Rechtstipp

Bundesarbeitsgericht kippt Beweisverwertungsverbote in Betriebsvereinbarungen

28.11.2023 | Fast jede Betriebsvereinbarung zu IT-Fragen enthält ein sogenanntes Beweisverwertungsverbot. Das Bundesarbeitsgericht hat solche Regelungen jüngst für unwirksam erklärt.

Rechtsanwalt Micha Heilmann

Das Bundesarbeitsgericht hat einem zentralen Baustein vieler Betriebsvereinbarungen zur IT und zur Verhaltens- und Leistungskontrolle den Boden entzogen. Die meisten Betriebsvereinbarungen, die Verhaltens- und Leistungskontrolle bei IT regeln oder ausschließen, enthalten Klauseln, die ein sog. Beweisverwertungsverbot festlegen. Wenn Daten unter Verstoß gegen die Regelungen in der Betriebsvereinbarung vom Arbeitgeber gewonnen werden, dürfen sie nicht zu Lasten der Arbeitnehmer genutzt werden. Solche Regelungen in Betriebsvereinbarungen seien, so nun das Bundesarbeitsgericht (v. 29.6.2023 – 2 AZR 296/22) unwirksam.

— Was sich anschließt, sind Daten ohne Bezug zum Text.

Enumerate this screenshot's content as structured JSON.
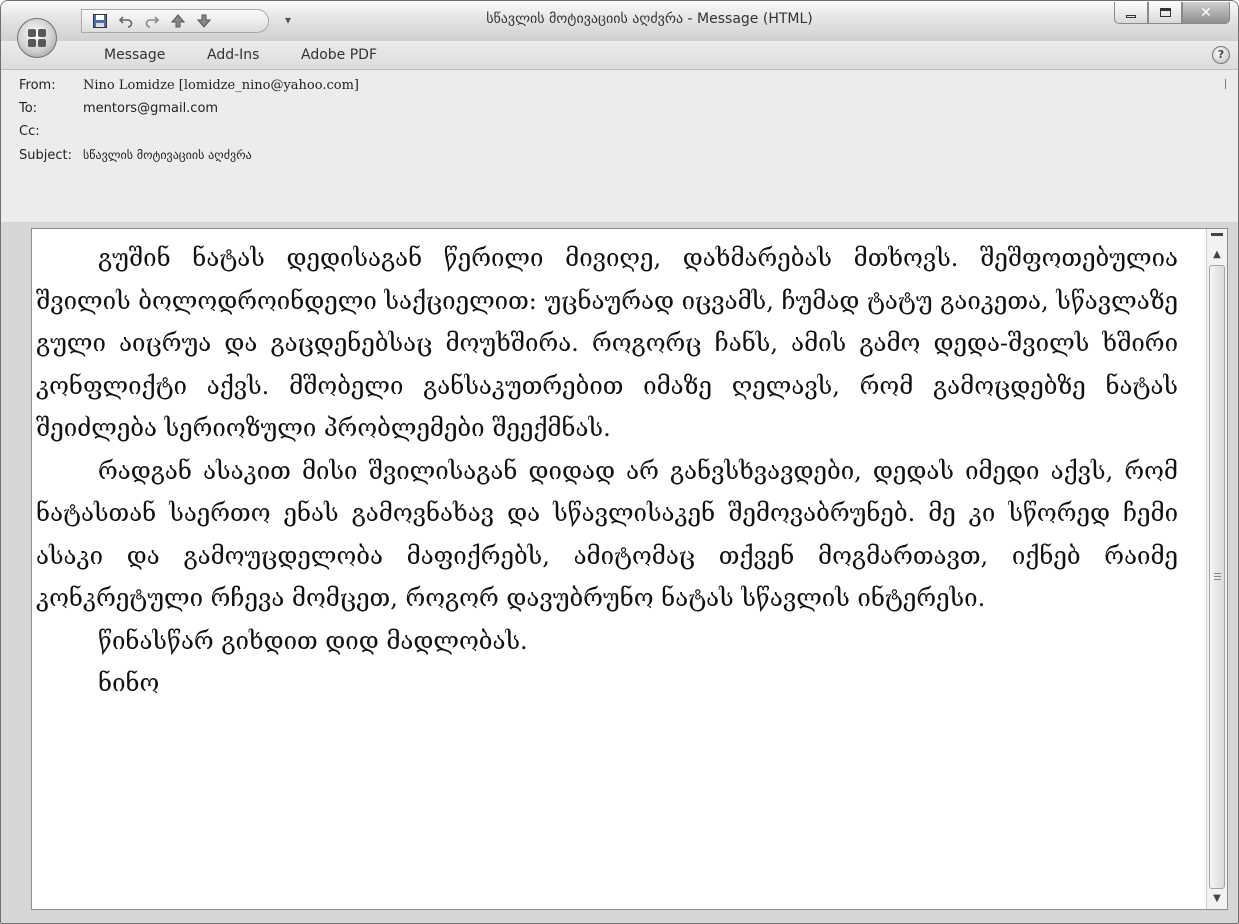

Dem lag folgender Fall zugrunde: Ein Arbeitgeber hatte einen Arbeitnehmer fristlos gekündigt. Er warf ihm vor, an einem Arbeitstag zunächst bei Schichtbeginn das Werksgelände betreten zu haben und über den Werksausweis auch die elektronische Arbeitszeiterfassung ausgelöst zu haben. Er habe dann, ohne auszustempeln, das Werksgelände wieder verlassen, sich die Schicht aber bezahlen lassen. Zum Beweis legte der Arbeitgeber Videoaufzeichnungen vom Werkseingang vor. Dort war nach seinen Angaben zu sehen, dass der Arbeitnehmer vor Schichtbeginn das Werk wieder verlassen habe. Die Videoaufzeichnung erfolgte offen. Auf sie wurde am Werkseingang hingewiesen. In einer Betriebsvereinbarung zur elektronischen Anwesenheitserfassung war vereinbart worden, dass „keine personenbezogene Auswertung von Daten erfolgt.“

Der Arbeitnehmer klagte gegen die Kündigung und bekam in der ersten beiden Instanzen Recht. Die Daten aus der offenen Videoüberwachung hätten nicht genutzt werden dürfen. Das BAG hob das Urteil auf und hat den Fall an eine andere Kammer des Landesarbeitsgerichts zur erneuten Entscheidung zurückverweisen.

Den Fall nahm das BAG zum Anlass zu grundsätzlichen Ausführungen zur Frage, ob ein Arbeitgeber Daten, die er unter Verstoß gegen Regelungen in einer Betriebsvereinbarung gewonnen wurden, z.B. für Kündigungen nutzen darf, zu machen. Ja sagt das Bundesarbeitsgericht.  Die EU-Datenschutzgrundverordnung stehe dem nicht entgegen.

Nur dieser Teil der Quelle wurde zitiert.